Characterisation of slag blends and correlation with their sulphate resistance in static and semi-dynamic conditions

摘要

Sustainability requirements increasingly impose the use of Supplementary Cementitious Materials (SCMs) to partly substitute Portland Cement (PC) in concrete formulations. For an optimised use, a better understanding of the mechanisms contributing to concrete performance is necessary, especially in terms of durability. Blast furnace slags constitute one of the most important and efficient types of SCMs but are particularly rich in Al2O3 and its role in sulphate attack processes deserves special attention. In this work, slag was blended with PC at levels of replacement of 40% and 70%. 3-month hydrated mixes were characterised by Quantitative X-ray Diffraction (QXRD) and Backscattered Electron Image Analyses (BSE-IA) to obtain their phase assemblages.
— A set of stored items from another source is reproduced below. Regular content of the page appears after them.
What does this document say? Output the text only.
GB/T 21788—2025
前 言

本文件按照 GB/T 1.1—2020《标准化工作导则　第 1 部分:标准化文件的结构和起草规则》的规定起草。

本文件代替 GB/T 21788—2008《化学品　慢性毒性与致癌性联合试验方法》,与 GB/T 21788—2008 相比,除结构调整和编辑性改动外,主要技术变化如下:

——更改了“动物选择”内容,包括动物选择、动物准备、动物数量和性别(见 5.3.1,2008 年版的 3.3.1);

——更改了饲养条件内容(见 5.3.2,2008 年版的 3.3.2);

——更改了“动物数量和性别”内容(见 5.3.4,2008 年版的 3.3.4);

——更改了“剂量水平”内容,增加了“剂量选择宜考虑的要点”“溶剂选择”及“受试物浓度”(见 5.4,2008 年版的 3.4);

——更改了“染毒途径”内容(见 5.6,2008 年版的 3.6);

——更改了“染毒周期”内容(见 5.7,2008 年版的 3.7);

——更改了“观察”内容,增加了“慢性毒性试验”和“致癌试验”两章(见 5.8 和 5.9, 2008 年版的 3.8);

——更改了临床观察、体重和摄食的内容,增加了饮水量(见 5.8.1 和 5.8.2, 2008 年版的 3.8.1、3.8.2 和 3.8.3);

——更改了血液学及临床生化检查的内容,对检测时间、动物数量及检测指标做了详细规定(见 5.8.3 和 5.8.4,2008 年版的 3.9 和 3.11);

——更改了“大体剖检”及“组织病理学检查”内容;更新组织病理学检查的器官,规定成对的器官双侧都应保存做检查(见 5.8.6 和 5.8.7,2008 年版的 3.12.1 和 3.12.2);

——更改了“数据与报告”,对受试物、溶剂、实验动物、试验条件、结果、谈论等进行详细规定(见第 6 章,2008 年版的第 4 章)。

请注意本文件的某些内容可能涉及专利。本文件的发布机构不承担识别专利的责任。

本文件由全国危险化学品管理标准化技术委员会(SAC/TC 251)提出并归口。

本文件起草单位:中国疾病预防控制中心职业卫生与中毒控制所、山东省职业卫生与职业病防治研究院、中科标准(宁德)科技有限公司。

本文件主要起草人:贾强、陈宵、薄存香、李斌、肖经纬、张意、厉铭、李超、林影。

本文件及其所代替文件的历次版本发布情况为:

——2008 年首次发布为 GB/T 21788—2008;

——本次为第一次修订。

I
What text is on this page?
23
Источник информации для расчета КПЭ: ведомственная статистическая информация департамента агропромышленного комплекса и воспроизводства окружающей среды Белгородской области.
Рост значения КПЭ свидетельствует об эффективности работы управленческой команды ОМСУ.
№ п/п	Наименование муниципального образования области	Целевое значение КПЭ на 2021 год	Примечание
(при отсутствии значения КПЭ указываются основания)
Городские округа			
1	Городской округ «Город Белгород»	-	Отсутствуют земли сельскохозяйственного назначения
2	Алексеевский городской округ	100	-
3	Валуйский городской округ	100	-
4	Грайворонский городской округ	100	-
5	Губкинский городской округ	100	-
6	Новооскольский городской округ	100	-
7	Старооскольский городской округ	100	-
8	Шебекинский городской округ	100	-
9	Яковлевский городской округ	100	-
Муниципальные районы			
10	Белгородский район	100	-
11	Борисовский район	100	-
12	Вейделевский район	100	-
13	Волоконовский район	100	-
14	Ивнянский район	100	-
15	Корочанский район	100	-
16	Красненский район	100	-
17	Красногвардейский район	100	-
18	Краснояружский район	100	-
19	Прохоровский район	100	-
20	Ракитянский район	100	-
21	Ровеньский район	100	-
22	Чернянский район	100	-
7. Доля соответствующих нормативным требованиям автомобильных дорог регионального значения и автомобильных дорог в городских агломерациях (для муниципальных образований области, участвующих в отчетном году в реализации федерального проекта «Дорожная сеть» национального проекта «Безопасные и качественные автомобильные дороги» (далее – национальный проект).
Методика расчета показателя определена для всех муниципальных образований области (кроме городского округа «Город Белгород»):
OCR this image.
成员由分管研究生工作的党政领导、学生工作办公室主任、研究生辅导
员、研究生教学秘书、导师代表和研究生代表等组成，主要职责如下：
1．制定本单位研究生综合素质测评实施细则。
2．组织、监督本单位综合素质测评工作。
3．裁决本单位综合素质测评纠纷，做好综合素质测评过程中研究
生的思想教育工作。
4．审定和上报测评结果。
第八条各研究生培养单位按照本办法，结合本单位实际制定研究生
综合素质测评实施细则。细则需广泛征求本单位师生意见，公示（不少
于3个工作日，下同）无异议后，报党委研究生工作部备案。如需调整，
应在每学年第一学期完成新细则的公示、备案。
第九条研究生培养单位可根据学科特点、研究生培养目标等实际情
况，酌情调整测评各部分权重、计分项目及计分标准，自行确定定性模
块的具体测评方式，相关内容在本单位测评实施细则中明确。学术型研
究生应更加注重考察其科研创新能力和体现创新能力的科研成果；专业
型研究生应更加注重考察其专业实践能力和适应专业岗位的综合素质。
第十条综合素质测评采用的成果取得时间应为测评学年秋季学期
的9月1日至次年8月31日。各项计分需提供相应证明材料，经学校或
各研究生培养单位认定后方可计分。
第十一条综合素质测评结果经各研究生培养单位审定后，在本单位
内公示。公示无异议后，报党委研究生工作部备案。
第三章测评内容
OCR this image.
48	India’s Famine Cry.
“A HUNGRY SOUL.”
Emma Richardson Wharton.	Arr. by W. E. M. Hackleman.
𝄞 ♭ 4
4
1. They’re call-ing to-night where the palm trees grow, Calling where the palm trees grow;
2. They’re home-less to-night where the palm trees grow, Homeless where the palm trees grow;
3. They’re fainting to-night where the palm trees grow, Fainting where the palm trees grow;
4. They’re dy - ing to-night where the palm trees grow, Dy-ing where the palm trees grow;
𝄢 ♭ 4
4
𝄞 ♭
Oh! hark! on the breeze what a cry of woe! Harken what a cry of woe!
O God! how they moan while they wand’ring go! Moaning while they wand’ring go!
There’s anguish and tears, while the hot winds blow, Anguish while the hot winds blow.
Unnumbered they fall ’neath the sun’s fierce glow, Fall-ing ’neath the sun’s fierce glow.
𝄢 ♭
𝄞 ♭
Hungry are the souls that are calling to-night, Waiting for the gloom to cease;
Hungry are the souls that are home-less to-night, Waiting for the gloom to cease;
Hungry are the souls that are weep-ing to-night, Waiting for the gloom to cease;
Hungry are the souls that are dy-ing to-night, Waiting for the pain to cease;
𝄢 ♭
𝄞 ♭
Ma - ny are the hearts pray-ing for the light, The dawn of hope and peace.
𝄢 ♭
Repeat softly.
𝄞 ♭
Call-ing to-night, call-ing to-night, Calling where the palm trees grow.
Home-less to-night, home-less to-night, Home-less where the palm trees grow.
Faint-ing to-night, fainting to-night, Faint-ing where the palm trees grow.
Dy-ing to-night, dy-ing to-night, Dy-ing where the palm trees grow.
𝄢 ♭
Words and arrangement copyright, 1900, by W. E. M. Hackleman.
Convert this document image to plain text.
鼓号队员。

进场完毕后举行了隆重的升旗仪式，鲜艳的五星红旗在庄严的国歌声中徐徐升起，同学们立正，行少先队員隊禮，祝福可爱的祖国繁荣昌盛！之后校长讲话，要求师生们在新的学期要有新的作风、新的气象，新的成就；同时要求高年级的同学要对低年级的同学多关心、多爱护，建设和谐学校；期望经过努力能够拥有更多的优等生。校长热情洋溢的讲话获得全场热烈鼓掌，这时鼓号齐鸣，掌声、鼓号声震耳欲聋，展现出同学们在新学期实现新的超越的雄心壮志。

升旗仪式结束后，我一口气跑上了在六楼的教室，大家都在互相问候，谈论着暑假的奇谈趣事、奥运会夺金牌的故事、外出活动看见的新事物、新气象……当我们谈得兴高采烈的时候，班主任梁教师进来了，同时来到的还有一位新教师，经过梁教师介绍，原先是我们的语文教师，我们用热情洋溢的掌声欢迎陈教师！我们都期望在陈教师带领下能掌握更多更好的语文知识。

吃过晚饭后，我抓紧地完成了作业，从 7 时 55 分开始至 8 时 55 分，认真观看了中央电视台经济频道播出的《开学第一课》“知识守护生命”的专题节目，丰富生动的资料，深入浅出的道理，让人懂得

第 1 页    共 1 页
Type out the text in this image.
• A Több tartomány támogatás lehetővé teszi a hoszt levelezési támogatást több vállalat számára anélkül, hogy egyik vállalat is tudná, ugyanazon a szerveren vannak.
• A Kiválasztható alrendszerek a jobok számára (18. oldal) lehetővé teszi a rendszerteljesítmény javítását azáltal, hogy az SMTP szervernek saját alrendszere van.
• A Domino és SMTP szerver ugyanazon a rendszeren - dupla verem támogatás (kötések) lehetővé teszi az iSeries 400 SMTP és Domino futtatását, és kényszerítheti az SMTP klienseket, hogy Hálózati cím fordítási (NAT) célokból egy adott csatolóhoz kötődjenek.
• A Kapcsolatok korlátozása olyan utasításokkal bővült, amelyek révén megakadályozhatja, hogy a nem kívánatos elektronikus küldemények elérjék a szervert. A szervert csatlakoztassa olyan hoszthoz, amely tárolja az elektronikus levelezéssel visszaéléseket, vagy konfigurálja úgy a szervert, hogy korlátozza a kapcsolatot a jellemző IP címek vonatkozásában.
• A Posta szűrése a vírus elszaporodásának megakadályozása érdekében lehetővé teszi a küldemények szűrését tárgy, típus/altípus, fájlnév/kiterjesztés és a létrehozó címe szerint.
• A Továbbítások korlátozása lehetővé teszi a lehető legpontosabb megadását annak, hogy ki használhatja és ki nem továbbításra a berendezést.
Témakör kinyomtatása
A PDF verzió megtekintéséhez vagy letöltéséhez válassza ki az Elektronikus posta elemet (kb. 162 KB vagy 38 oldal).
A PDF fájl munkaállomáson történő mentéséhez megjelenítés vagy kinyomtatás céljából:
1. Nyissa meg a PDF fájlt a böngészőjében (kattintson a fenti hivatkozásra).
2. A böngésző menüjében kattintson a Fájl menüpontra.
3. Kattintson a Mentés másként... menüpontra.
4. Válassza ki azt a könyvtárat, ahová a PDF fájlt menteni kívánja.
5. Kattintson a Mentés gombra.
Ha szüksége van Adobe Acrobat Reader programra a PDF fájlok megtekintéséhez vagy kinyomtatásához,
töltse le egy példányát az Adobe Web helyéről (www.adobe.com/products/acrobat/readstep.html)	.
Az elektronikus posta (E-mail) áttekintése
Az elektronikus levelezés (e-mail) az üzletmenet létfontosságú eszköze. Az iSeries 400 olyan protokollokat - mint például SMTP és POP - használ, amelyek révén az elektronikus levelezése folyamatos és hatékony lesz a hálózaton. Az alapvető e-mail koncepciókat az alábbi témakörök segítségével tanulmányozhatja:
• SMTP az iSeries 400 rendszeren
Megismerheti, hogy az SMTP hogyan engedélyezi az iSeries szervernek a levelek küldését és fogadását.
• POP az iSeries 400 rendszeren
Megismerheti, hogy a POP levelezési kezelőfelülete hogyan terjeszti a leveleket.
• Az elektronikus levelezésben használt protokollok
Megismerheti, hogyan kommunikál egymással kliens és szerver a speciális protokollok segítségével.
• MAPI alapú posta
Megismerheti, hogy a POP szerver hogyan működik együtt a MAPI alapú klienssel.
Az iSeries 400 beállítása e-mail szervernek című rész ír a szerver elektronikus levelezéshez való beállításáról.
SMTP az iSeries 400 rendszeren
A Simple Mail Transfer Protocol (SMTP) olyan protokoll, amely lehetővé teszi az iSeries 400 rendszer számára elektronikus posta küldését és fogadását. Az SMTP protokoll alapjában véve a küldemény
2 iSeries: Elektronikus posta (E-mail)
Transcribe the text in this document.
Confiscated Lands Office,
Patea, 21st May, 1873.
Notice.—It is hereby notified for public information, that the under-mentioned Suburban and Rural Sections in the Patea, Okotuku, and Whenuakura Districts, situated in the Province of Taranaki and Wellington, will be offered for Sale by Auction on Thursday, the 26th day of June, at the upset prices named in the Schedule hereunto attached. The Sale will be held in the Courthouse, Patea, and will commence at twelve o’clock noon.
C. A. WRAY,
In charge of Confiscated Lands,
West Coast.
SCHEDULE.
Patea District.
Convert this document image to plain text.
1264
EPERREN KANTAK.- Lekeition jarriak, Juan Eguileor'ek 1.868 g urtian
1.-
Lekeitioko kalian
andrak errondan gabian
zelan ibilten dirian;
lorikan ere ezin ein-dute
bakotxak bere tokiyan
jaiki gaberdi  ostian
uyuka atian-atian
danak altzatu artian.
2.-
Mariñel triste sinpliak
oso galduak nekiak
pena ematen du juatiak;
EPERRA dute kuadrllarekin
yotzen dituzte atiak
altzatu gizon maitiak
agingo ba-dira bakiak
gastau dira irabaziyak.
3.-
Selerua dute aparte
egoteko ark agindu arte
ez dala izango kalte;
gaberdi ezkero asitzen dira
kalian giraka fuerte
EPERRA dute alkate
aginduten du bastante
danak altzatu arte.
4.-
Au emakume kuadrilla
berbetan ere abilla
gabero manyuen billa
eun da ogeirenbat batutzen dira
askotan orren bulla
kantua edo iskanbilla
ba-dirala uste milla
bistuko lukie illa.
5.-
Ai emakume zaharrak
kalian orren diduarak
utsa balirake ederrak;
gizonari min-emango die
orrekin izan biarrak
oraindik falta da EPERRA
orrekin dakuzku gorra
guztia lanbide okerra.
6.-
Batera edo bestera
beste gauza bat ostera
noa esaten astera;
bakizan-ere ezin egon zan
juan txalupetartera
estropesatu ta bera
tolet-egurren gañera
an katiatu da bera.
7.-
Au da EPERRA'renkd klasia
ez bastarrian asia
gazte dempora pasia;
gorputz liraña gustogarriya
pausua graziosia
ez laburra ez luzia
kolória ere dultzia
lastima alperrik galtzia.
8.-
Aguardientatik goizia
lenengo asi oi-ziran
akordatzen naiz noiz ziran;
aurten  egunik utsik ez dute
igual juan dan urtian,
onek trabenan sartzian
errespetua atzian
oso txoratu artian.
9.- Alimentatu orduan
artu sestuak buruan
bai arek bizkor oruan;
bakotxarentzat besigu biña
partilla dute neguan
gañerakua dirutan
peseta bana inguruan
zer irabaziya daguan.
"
The sulphate resistance of their corresponding mortars was tested for up to 24 months following two different modes of operation: without renewing the sulphate solution (static mode), and by frequently renewing it (semidynamic mode). The concentration of all sulphate solutions was fixed at 3.0 g L-1 of Na2SO4 with the aim of being close to realistic field conditions. To accelerate the penetration of sulphates into the microstructure, the surfaces of the prisms were cut off prior to sulphate exposure. A major difference between the modes of testing was the pH to which samples were subject, which appeared to have an important influence on their behaviour. In the static mode, where pH was kept steady above 11.5 for most of the time, the tests were significantly shortened with respect to those conducted in semi-dynamic mode, where pH periodically ranged between 8.0 and 9.5. A fundamental finding in both modes and for both levels of replacement was the detection of secondary monosulphoaluminate forming from reaction of the slag with external sulphate. The identification of this intermediate hydrate contributes to understanding the global mechanism of sulphate attack in slag blended cements and, particularly, can justify the correlation between the availability of Al2O3 after curing and the final sulphate resistance. The anhydrous slag at the time of beginning the test plays an important role in the longterm behaviour in sulphate solutions.